All right, I'm biased. I was born and raised in Rockford. My parents still live there. Although the city long ago lost most of the beautiful elm trees that arched majestically over streets and earned it the nickname "Forest City," it remains a clean, family-oriented place to live. Sure, it has vacant buildings and closed businesses. What city doesn't? But it also has its share of impressive new homes and flourishing new restaurants and businesses.
Not surprisingly, the rating has produced dismay and anger among civic leaders and residents. The president of the Board of Realtors, who gave a Money reporter a tour of the city, complained that the woman led her to believe Rockford would be high on the list. Equally puzzled, Mayor Charles Box told the local paper, "Last year the Civic League ranked us one of America's top 10 cities when they gave us the All-American award."
One friend, a lifelong resident and middle-school history teacher, dismisses the ranking as "foolishness." And a high school classmate who owns a local travel agency says he is "mystified." But, he adds, "Most of the people I talk to have the attitude I do. They say, 'Oh, who cares what Money's opinion is - we like the city.' "
A recent segment on the ABC show 20/20 also came to Rockford's defense. "We liked our visit here," the program's correspondent said, challenging Money's ranking.
Journalism thrives on lists and studies and statistics.

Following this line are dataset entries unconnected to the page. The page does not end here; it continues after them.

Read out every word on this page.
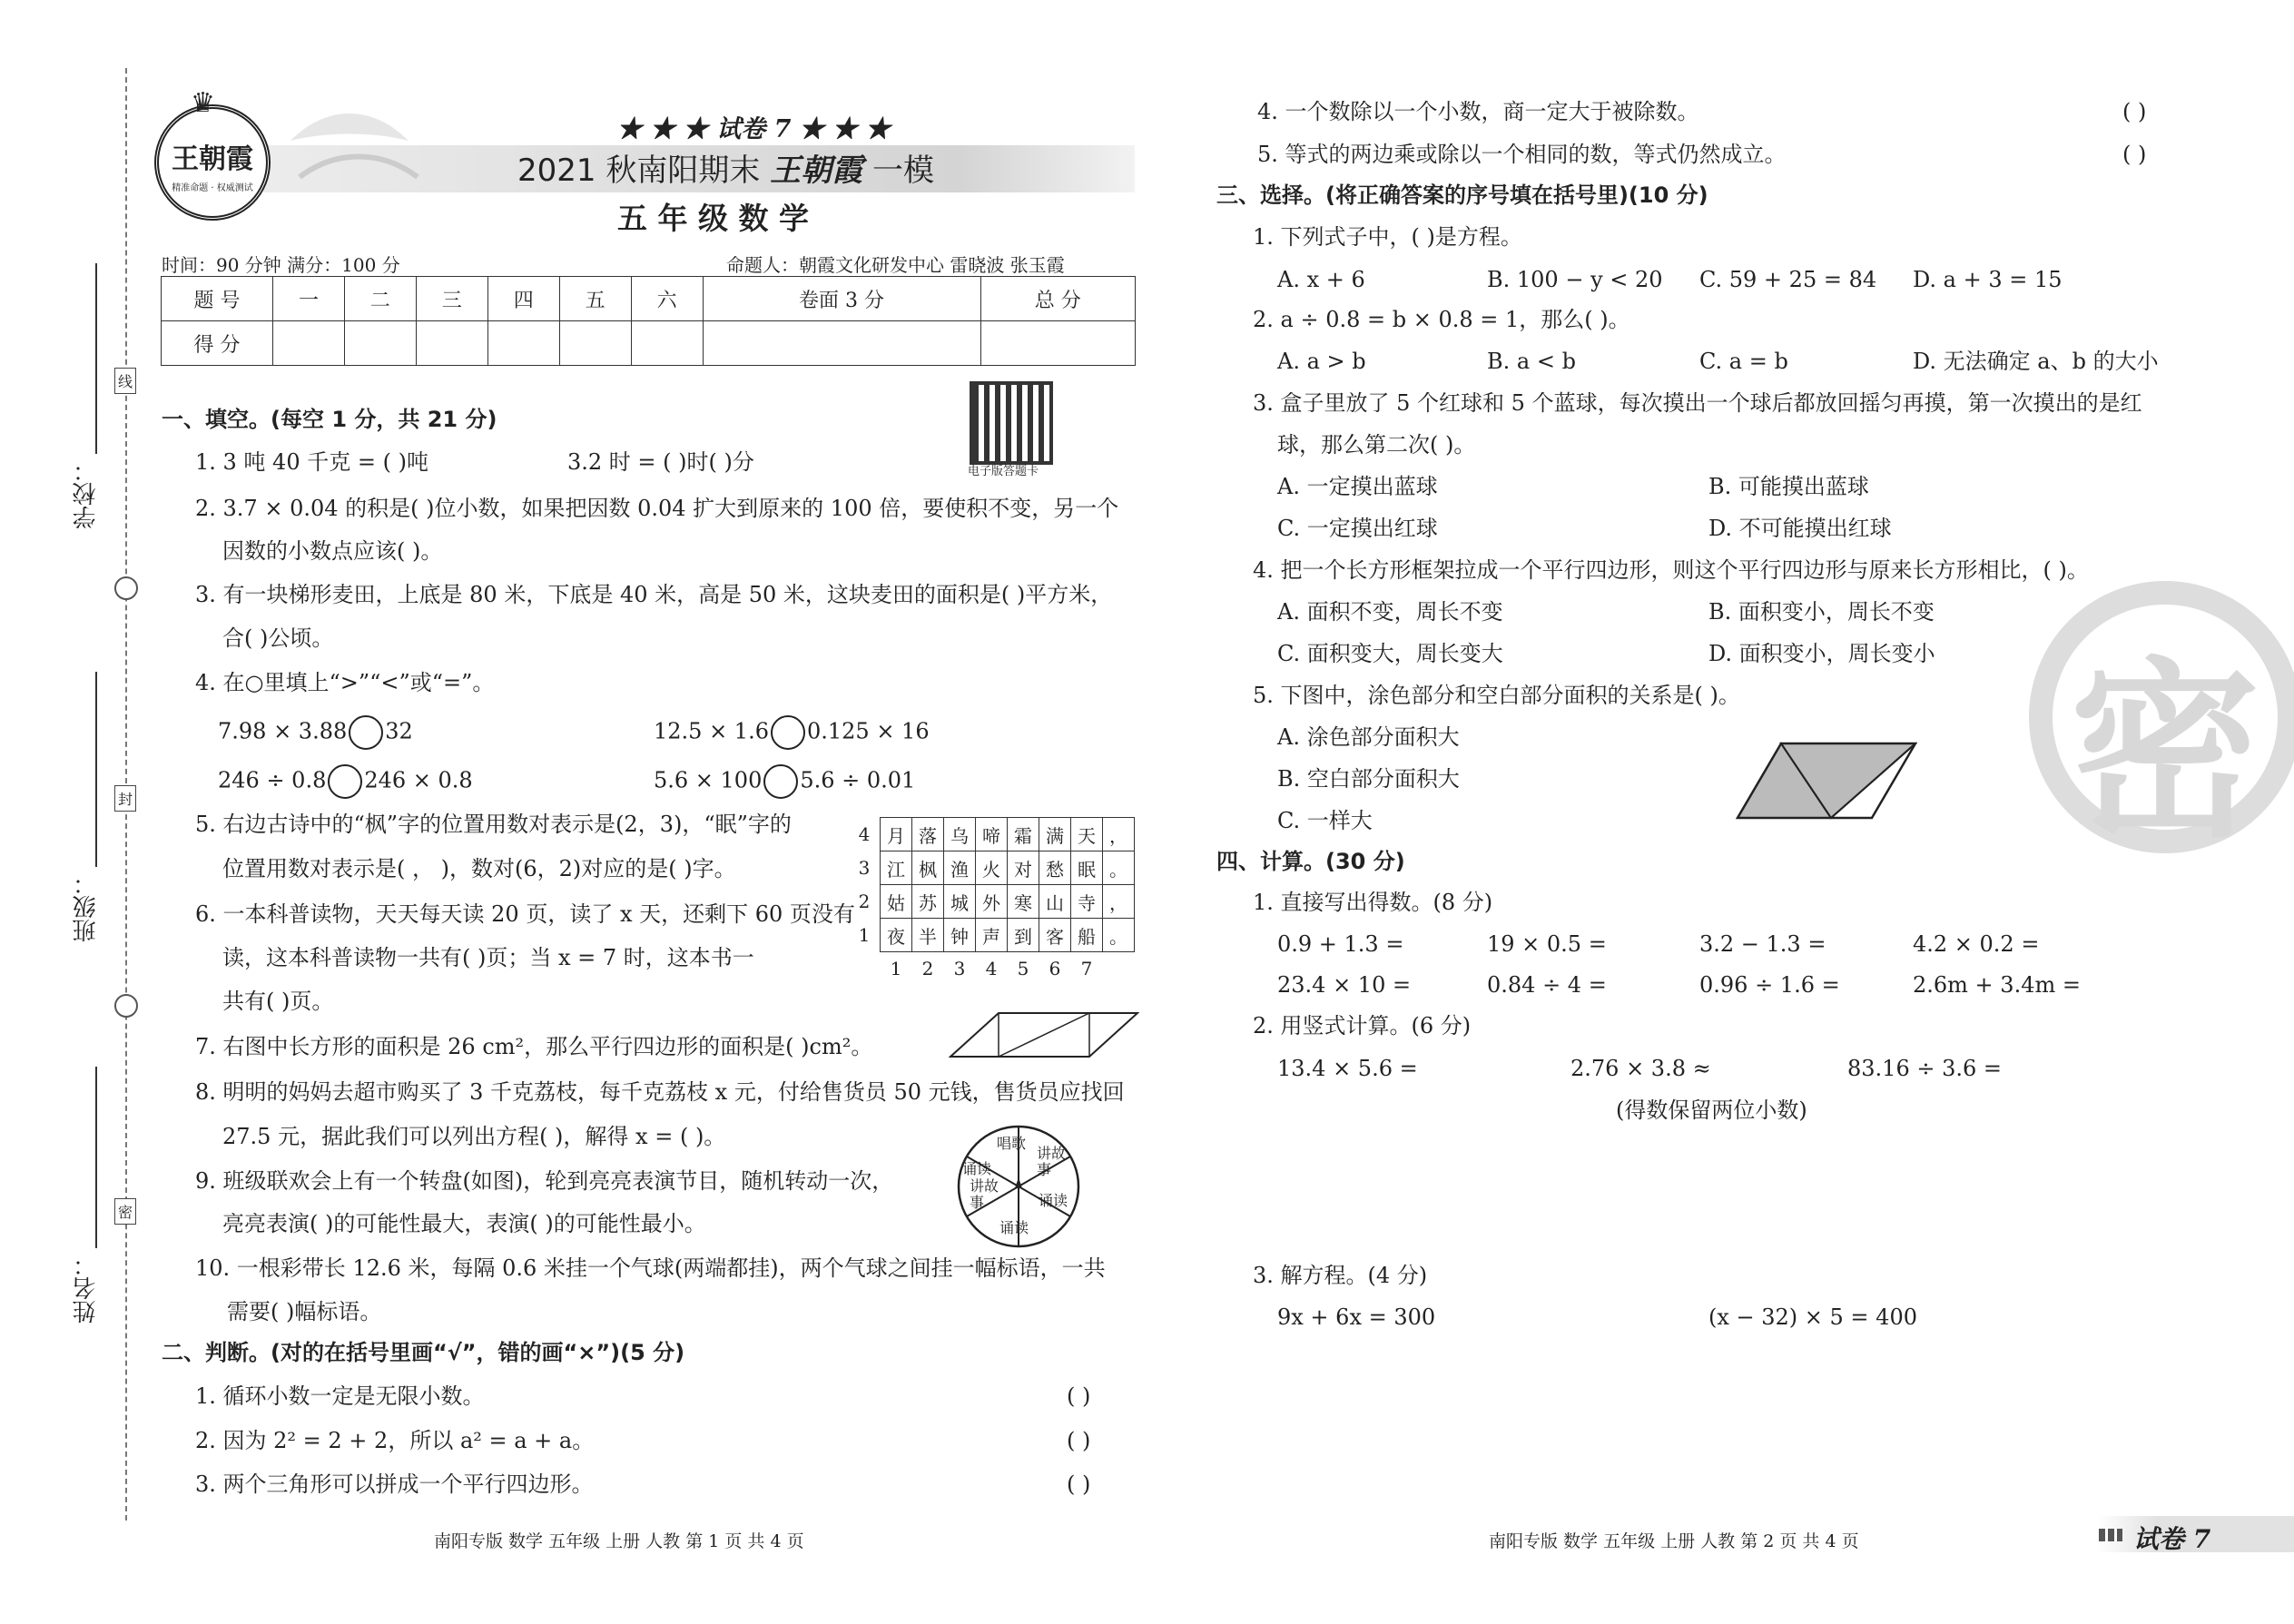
学校：
班级：
姓名：
线
封
密
王朝霞
精准命题 · 权威测试
♛
★ ★ ★ 试卷 7 ★ ★ ★
2021 秋南阳期末 王朝霞 一模
五 年 级 数 学
时间：90 分钟 满分：100 分	命题人：朝霞文化研发中心 雷晓波 张玉霞
题 号	一	二	三	四	五	六	卷面 3 分	总 分
得 分								
电子版答题卡
一、填空。(每空 1 分，共 21 分)
1. 3 吨 40 千克 = ( )吨	3.2 时 = ( )时( )分
2. 3.7 × 0.04 的积是( )位小数，如果把因数 0.04 扩大到原来的 100 倍，要使积不变，另一个
因数的小数点应该( )。
3. 有一块梯形麦田，上底是 80 米，下底是 40 米，高是 50 米，这块麦田的面积是( )平方米，
合( )公顷。
4. 在○里填上“>”“<”或“=”。
7.98 × 3.88 32	12.5 × 1.6 0.125 × 16
246 ÷ 0.8 246 × 0.8	5.6 × 100 5.6 ÷ 0.01
5. 右边古诗中的“枫”字的位置用数对表示是(2，3)，“眠”字的
位置用数对表示是( ， )，数对(6，2)对应的是( )字。
4	月	落	乌	啼	霜	满	天	，
3	江	枫	渔	火	对	愁	眠	。
2	姑	苏	城	外	寒	山	寺	，
1	夜	半	钟	声	到	客	船	。
	1	2	3	4	5	6	7	
6. 一本科普读物，天天每天读 20 页，读了 x 天，还剩下 60 页没有
读，这本科普读物一共有( )页；当 x = 7 时，这本书一
共有( )页。
7. 右图中长方形的面积是 26 cm²，那么平行四边形的面积是( )cm²。
8. 明明的妈妈去超市购买了 3 千克荔枝，每千克荔枝 x 元，付给售货员 50 元钱，售货员应找回
27.5 元，据此我们可以列出方程( )，解得 x = ( )。
9. 班级联欢会上有一个转盘(如图)，轮到亮亮表演节目，随机转动一次，
亮亮表演( )的可能性最大，表演( )的可能性最小。
唱歌
讲故事
诵读
诵读
讲故事
诵读
10. 一根彩带长 12.6 米，每隔 0.6 米挂一个气球(两端都挂)，两个气球之间挂一幅标语，一共
需要( )幅标语。
二、判断。(对的在括号里画“√”，错的画“×”)(5 分)
1. 循环小数一定是无限小数。	( )
2. 因为 2² = 2 + 2，所以 a² = a + a。	( )
3. 两个三角形可以拼成一个平行四边形。	( )
南阳专版 数学 五年级 上册 人教 第 1 页 共 4 页
4. 一个数除以一个小数，商一定大于被除数。	( )
5. 等式的两边乘或除以一个相同的数，等式仍然成立。	( )
三、选择。(将正确答案的序号填在括号里)(10 分)
1. 下列式子中，( )是方程。
A. x + 6	B. 100 − y < 20 C. 59 + 25 = 84 D. a + 3 = 15
2. a ÷ 0.8 = b × 0.8 = 1，那么( )。
A. a > b	B. a < b	C. a = b	D. 无法确定 a、b 的大小
3. 盒子里放了 5 个红球和 5 个蓝球，每次摸出一个球后都放回摇匀再摸，第一次摸出的是红
球，那么第二次( )。
A. 一定摸出蓝球	B. 可能摸出蓝球
C. 一定摸出红球	D. 不可能摸出红球
4. 把一个长方形框架拉成一个平行四边形，则这个平行四边形与原来长方形相比，( )。
A. 面积不变，周长不变	B. 面积变小，周长不变
C. 面积变大，周长变大	D. 面积变小，周长变小
5. 下图中，涂色部分和空白部分面积的关系是( )。
A. 涂色部分面积大
B. 空白部分面积大
C. 一样大	密
四、计算。(30 分)
1. 直接写出得数。(8 分)
0.9 + 1.3 =	19 × 0.5 =	3.2 − 1.3 =	4.2 × 0.2 =
23.4 × 10 =	0.84 ÷ 4 =	0.96 ÷ 1.6 =	2.6m + 3.4m =
2. 用竖式计算。(6 分)
13.4 × 5.6 =	2.76 × 3.8 ≈	83.16 ÷ 3.6 =
(得数保留两位小数)
3. 解方程。(4 分)
9x + 6x = 300	(x − 32) × 5 = 400
南阳专版 数学 五年级 上册 人教 第 2 页 共 4 页	试卷 7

Numbers and rankings make headlines and sell magazines and newspapers. Often they serve a legitimate purpose. Numbers can anchor a story, giving it credibility and perspective. Yet when misused, they sensationalize and distort.
Numbers can also be fickle. San Francisco, which ranked sixth on Money's list in 1992, tumbled to 77th place this year. Even worse, Biloxi and Gulfport, Miss., dropped a whopping 105 points, from 108 to 213. Can any city change that dramatically from one year to the next?
While many lists are informative and entertaining, a few can be damaging. Beyond the potential harm a poor Money magazine ranking can bring to a city's reputation, what about the financial losses a "worst" rating can inflict on an honest business caught on the wrong end of a city magazine's arbitrary decree?
Yet something there is that loves a list - that silently begs to be told what's in or out, what to like or dislike, what to praise or condemn. How easy it is to cede authority to "experts," however political or personal their opinions might be.
Still, the places people live - their hometowns - ought not to be treated as consumer choices, like so many stoves or refrigerators or washing machines rated as "best buys" or "worst buys" according to a preconceived list of virtues. One might as well make best-worst lists of one's friends. The places people live are, to a considerable extent, places of the heart, and, as with friends, the heart often loves them for, and in spite of, its own reasons.
To pretend there must be an ideal place to live is to bring up the question: Ideal for whom? Dickens was right. Every time is the best of times and the worst of times - and similarly, every place is both the best of places and worst of places, and every hometown lover with a natural taste for variety wouldn't want it any other way.